ГЕРШЕЛЕ ИЗ ОХРИМОВКИ

Мария Чегодаева-Гершензон

 

Григорий Бенционович Ингер... Как живого вижу я перед собой маленького старика с чудесными, такими молодыми черными глазами, красивого мудрой старческой красотой. Он всегда радовался моему приходу, спешил показать свои новые работы, хотел узнать мое суждение – выкладывал передо мной свой блокнот с фломастером. С ним нельзя было разговаривать, только переписываться: тяжкая болезнь еще в юные годы сделала его совсем глухим, отторгла от полноты сегодняшнего существования. Приветливый, общительный – он был и здесь, рядом, и где-то в ином своем мире, куда никому другому не было пути, постоянно жил как бы в двух измерениях: в настоящем – немом, погруженном для него в вечную тишину, и в прошлом, полном шума, звучащем сотнями голосов.
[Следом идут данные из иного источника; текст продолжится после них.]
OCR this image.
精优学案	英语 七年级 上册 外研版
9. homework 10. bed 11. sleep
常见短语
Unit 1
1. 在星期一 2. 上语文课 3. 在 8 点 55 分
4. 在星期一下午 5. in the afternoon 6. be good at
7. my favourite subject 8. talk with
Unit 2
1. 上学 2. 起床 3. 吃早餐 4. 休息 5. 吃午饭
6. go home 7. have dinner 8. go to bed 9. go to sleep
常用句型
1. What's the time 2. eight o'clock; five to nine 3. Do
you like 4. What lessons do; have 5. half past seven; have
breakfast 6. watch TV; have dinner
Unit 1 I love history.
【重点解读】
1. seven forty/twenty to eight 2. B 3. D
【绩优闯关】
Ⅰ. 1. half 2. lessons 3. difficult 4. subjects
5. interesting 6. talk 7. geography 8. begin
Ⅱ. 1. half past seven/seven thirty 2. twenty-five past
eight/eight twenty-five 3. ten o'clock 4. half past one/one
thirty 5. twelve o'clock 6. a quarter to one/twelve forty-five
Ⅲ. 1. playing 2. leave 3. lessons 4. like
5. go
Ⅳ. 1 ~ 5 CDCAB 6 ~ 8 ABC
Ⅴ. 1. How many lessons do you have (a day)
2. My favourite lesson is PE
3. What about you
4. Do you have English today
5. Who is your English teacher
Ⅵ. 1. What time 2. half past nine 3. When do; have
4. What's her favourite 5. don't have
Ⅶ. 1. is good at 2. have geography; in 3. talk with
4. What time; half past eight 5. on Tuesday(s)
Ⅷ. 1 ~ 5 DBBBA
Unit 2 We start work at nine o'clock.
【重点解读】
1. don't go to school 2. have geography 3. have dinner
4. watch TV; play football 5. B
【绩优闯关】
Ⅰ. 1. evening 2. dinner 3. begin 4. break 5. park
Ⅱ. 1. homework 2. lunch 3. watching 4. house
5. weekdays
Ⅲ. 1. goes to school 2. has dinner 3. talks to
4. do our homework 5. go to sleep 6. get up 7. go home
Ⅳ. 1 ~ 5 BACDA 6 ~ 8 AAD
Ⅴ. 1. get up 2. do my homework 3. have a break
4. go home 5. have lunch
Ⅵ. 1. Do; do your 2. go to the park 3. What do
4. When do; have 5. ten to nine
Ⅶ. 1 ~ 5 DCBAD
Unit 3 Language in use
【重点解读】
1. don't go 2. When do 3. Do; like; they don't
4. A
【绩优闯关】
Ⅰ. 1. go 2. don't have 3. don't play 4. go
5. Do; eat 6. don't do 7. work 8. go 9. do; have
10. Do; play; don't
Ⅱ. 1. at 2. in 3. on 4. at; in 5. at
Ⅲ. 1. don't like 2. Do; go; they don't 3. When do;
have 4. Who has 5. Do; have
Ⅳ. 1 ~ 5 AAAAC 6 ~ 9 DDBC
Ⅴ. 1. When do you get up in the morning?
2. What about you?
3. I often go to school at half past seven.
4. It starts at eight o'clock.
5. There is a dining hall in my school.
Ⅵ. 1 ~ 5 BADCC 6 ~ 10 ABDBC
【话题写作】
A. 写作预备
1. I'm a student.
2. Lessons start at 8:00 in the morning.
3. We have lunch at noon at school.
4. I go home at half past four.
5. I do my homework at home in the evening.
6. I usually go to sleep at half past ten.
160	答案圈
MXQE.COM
В его душе звучало эхо далекой жизни его детства в маленьком украинском городке, входящем в пресловутую «черту оседлости», он слышал внутренним слухом величественные слова субботних молитв и пение кантора в синагоге; надрывное рыданье скрипок на еврейской свадьбе; пронзительные крики женщин – всех этих Ривок, Иток, Нехамок, чьи имена по сей день звучат в фамилиях их внуков и правнуков Иткиных, Ривкиных, Нехамкиных. Знакомые, бесконечно родные голоса, давно умолкшие...

В том уже не существующем мире кипела жизнь – по-южному сочная, красочная, причудливая и нищая, убогая и трогательная, так гениально воспетая великим Шолом-Алейхемом в его мудрых, горестных и веселых книгах. Тема этого навсегда ушедшего мира его детства составляла важнейшую линию в творчестве Григория Ингера. Серия рисунков «Из еврейской народной поэзии»; иллюстрации к «Мальчику Мотлу», «Блуждающим звездам», «Рассказам для детей», «Заколдованному портному» и другим произведениям Шолом-Алейхема, к «Тайне скрипки», «Посыльному», «Кабалистам» И.-Л. Переца, к Шолому Ашу – к его повести «В Америку» сливаются с циклом композиций «Мое детство» в единую симфонию, единое эпическое повествование о судьбе евреев в России, о тяжкой, бедной и в то же время удивительно яркой и своеобразной еврейской жизни.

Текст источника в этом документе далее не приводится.